The plan has evolved to include the city’s community redevelopment agency and the Fort Lauderdale consulting firm Keith and Schnars. In addition to the Chinatown designation, the city is considering more mixed-use development along Seventh Avenue. City leaders also plan to appoint a steering committee to aid the district’s development. It will include business owners, residents, Chinese consultants and real-estate experts.

If you put a facade with a dragon’s head across 119th Street and just say it’s Chinatown, that’s not a Chinatown.

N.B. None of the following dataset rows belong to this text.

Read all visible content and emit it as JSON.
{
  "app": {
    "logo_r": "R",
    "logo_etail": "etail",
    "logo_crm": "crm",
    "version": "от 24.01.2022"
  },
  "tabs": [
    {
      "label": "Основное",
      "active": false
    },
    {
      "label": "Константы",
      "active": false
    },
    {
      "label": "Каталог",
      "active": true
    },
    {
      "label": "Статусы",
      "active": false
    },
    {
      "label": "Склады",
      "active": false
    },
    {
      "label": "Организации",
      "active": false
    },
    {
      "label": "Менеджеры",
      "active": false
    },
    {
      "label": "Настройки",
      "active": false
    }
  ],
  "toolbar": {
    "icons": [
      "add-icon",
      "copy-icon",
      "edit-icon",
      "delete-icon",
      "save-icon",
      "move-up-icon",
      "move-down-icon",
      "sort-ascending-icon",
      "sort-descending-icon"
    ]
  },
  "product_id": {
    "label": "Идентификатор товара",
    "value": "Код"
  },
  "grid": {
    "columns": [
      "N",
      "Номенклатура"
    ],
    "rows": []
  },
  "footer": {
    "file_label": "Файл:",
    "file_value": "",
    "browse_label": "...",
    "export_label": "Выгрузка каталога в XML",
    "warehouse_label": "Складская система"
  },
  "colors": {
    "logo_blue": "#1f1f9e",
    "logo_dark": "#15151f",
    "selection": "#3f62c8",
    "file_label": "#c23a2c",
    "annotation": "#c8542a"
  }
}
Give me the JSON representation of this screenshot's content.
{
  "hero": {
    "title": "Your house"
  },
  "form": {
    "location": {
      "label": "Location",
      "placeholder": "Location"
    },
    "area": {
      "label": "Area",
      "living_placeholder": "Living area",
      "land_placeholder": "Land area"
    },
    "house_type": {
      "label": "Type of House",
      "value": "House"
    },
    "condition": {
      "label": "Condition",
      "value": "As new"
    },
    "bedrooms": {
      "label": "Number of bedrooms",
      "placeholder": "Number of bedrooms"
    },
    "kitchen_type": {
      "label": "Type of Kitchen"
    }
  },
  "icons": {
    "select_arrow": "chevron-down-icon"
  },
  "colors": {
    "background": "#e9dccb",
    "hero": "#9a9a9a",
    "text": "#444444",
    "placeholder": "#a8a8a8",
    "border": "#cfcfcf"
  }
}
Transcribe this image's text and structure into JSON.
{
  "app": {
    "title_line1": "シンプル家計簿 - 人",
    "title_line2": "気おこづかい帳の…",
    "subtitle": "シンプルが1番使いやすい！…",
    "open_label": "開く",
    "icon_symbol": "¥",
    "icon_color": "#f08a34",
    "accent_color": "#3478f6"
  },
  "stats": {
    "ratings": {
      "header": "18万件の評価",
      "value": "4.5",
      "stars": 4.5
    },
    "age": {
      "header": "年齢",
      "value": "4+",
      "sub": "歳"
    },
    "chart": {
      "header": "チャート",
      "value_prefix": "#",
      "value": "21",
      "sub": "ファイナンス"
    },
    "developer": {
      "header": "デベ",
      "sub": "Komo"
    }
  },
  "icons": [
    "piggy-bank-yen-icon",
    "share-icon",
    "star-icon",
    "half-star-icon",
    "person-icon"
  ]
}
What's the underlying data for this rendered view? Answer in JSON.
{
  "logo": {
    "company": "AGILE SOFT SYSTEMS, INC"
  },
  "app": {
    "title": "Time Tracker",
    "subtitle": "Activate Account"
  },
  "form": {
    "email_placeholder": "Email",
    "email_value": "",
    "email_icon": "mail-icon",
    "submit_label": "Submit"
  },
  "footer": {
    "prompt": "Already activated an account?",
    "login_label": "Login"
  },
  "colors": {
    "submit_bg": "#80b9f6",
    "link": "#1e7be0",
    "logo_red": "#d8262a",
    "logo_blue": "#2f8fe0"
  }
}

North Miami resident Judy Brown

Demographics were also a cause of confusion when the area was first proposed, given the small number of Asian Americans in South Florida and particularly in North Miami. According to 2014 U.S. Census estimates, Asians make up 1.6 percent of Miami-Dade’s population and 2.2 percent of North Miami’s population. In the city, 139 people identified themselves as having Chinese ancestry.

City leaders have countered those numbers by pointing to the hundreds of Chinese students that have courses at FIU’s campus in North Miami, a number that’s bolstered by the partnership with the campus in Tianjin.

Still, some residents in the city’s District 4 — a primarily black and Hispanic area where Chinatown will be located — think the investment is not truly for the area’s longtime homeowners.

“They’re using the [community redevelopment agency] to really help another community,” attorney Ron Cordon said. “That money could be used to put a police substation there.”

The master plan process could take up to six months. The plan, once finalized, would require city council approval before being implemented.